When I watched the first episode last year I was unsure about this show.  Starz cast an English actor, Tom Riley to play the Italian Da Vinci, and I initially thought Riley wasn’t the best choice.   The show also seemed to be caught between being historical or modern.  They brought some of Da Vinci’s ideas to life when we know it wasn’t possible at that time.  Even with these doubts in my head I kept watching (the t.v. junkie in me can’t help it).  Watching each episode after that, my doubts started to fade and I came to really enjoy the series.

This series certainly has its issues – sprinkled with historical facts, but conveniently adjusted for the show.  The modern feel, using incidents from DaVinci’s life but adjusting them to fit the story (a sodomy charge, setting caged birds free, the Medici relationship, etc.), and the portrayal of Da Vinci as a bit of an out of control madman.  One episode I thought was rather dumb was when Da Vinci went to find a member of The Sons of Mithra.  The writers had him go to and meet Vlad Dracula.  I recall reading the writers just thought it would be interesting for these two individuals to meet.  Needless to say, this was my least favorite episode.

Even with these issues,  I still really liked this show.  I started to care about the characters, Lorenzo’s brother and the actor who played him, had undeniable charm.  Tom Riley and the entire cast have good chemistry and I started to think the story interesting and compelling.  All these aspects combined caused me to become a loyal viewer.
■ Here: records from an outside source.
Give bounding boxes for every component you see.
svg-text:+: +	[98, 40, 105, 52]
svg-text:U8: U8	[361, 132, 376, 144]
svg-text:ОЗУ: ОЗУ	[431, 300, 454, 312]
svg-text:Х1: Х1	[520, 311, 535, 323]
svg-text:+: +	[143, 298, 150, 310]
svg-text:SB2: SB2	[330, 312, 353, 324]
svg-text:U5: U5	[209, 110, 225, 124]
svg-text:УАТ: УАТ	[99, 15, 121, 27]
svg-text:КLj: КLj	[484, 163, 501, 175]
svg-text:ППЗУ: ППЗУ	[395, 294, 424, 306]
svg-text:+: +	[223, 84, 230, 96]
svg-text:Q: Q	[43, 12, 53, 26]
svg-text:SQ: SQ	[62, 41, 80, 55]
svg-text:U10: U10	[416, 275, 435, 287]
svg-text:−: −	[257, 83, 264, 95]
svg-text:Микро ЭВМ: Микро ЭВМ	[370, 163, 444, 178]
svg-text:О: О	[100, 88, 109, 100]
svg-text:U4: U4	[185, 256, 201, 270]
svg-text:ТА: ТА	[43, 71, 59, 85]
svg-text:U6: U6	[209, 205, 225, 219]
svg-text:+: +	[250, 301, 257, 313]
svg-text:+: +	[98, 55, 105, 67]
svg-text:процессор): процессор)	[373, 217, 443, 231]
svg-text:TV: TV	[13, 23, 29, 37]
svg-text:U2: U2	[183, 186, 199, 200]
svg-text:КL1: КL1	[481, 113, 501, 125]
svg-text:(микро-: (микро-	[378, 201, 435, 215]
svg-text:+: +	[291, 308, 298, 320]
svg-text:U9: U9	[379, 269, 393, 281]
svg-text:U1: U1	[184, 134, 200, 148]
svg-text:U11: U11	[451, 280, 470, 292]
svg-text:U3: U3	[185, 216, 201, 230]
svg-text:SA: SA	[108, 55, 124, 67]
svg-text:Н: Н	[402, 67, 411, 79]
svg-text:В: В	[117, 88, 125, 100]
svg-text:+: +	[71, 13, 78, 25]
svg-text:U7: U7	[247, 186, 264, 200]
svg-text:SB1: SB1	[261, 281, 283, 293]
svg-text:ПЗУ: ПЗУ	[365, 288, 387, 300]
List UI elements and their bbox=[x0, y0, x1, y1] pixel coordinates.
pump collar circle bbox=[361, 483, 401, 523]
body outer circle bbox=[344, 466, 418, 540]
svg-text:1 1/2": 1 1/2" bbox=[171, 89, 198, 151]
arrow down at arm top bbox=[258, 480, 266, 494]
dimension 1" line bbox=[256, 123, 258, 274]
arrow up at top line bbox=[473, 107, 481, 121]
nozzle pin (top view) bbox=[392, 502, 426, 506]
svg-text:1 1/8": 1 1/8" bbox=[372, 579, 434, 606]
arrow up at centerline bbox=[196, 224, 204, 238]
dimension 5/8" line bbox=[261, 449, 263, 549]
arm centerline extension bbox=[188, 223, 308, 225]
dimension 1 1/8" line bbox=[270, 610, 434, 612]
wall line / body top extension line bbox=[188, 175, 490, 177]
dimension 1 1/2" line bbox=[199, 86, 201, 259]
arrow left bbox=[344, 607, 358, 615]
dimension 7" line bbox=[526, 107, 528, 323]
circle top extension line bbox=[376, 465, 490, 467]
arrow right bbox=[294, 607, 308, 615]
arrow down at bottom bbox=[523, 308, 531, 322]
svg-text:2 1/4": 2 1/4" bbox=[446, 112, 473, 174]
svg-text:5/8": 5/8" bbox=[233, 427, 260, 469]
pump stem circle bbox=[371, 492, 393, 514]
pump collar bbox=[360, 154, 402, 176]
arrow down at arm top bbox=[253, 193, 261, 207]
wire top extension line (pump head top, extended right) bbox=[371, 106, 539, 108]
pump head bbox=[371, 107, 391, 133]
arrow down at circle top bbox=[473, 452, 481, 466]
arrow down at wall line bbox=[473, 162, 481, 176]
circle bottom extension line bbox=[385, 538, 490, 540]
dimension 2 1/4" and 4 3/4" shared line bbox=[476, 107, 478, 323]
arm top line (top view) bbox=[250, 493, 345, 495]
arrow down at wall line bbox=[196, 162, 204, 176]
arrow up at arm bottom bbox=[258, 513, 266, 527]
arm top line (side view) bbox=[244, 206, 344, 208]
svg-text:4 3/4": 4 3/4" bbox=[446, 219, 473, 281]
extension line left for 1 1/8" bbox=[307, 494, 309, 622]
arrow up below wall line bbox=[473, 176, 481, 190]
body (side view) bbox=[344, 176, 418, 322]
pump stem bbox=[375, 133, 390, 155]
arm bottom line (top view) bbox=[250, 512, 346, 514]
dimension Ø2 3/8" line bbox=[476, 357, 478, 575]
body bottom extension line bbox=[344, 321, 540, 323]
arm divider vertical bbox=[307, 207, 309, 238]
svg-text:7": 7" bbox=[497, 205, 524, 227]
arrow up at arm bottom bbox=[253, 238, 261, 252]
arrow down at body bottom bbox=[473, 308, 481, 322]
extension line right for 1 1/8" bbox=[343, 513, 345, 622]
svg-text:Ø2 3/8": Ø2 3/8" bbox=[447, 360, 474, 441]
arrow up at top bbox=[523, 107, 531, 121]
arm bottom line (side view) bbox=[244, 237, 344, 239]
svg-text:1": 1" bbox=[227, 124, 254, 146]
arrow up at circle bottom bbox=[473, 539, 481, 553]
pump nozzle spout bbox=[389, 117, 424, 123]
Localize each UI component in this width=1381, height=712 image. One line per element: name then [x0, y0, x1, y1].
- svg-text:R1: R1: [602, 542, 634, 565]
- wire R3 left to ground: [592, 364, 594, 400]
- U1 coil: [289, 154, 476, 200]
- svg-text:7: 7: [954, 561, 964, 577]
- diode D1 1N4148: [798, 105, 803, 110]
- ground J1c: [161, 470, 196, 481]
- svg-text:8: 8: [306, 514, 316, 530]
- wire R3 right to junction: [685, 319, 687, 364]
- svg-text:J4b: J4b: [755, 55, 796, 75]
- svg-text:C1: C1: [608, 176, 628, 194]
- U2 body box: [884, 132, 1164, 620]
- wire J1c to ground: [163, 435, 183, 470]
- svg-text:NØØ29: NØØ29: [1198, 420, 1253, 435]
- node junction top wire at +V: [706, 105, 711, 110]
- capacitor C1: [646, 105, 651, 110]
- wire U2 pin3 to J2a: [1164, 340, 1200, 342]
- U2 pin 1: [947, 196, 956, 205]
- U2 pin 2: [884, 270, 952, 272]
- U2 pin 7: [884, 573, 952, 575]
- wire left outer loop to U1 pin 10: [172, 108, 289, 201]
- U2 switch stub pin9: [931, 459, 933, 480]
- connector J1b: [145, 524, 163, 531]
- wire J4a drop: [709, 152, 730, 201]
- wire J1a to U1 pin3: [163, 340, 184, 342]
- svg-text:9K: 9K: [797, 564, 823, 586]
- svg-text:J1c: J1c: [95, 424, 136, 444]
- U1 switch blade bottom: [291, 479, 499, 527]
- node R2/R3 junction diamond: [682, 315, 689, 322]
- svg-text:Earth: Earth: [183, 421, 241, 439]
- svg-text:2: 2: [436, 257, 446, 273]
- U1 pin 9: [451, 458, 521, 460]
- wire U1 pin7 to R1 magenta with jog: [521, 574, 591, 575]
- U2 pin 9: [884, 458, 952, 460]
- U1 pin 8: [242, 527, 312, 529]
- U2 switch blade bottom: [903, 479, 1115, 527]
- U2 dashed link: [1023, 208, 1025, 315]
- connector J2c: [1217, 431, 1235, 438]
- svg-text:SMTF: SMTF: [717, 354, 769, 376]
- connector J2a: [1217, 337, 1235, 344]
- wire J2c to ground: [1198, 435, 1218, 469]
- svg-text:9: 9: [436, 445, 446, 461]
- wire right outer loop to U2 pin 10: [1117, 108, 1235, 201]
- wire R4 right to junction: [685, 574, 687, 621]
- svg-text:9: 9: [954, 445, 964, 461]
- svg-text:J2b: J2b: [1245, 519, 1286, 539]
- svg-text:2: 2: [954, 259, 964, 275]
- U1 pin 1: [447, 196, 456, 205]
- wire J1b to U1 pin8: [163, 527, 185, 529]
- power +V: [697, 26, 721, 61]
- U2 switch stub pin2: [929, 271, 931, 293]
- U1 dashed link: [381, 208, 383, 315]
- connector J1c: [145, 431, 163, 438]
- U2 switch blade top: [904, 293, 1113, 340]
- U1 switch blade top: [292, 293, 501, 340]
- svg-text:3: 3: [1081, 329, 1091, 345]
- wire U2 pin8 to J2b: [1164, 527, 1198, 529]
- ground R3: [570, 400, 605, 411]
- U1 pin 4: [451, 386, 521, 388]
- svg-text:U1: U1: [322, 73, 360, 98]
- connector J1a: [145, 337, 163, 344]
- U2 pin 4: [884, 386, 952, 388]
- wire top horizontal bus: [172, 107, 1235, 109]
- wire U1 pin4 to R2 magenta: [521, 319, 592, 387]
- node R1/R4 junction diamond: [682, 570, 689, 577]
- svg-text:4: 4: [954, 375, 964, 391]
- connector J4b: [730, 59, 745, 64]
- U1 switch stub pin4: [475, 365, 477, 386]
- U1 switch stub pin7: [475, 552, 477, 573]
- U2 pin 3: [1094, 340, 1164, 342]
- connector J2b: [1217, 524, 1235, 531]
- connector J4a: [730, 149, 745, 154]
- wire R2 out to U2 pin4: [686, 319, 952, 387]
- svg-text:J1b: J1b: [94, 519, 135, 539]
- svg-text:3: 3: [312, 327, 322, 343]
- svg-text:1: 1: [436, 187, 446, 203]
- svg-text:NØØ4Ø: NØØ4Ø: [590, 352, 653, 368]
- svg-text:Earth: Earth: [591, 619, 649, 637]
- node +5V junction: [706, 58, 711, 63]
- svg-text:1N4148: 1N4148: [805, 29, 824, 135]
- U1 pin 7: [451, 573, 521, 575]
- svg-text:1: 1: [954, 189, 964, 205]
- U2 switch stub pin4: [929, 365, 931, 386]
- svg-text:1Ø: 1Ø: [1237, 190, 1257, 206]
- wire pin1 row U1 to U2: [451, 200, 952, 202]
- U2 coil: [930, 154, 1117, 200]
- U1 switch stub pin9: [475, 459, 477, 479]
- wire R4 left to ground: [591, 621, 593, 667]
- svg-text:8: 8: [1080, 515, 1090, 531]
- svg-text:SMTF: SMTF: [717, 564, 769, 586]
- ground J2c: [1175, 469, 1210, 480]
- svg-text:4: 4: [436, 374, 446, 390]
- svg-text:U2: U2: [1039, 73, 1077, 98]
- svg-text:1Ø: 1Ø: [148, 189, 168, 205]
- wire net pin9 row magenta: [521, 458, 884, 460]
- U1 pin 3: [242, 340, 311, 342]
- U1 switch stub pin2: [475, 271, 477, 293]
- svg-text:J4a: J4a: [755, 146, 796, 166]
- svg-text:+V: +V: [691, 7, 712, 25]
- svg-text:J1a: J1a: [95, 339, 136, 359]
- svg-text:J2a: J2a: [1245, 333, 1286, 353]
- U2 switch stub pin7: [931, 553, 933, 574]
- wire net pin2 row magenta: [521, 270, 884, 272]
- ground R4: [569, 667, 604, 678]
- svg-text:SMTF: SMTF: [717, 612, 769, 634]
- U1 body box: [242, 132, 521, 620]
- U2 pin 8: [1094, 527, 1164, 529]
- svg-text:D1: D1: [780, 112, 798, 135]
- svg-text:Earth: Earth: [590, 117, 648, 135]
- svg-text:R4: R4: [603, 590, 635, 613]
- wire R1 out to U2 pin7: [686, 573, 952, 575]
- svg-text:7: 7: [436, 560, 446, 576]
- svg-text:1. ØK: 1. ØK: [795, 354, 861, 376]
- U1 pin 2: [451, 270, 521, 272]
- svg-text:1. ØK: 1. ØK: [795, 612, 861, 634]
The first season ended with the Pazzi conspiracy and doubts of Da Vinci’s chance of moving on to find the Book of Leaves.  The previews of the second season show Da Vinci does continue his quest to find the Book of Leaves.  Given the second season takes place somewhere other than Florence,  I’m again on the fence about this show.  I’m hoping the second season continues with the story and characters I enjoyed from the last.  I can look past the historical inaccuracies and other minor issues as long as there is a good story to support it.

Anyone else looking forward to season two or have thoughts on season one?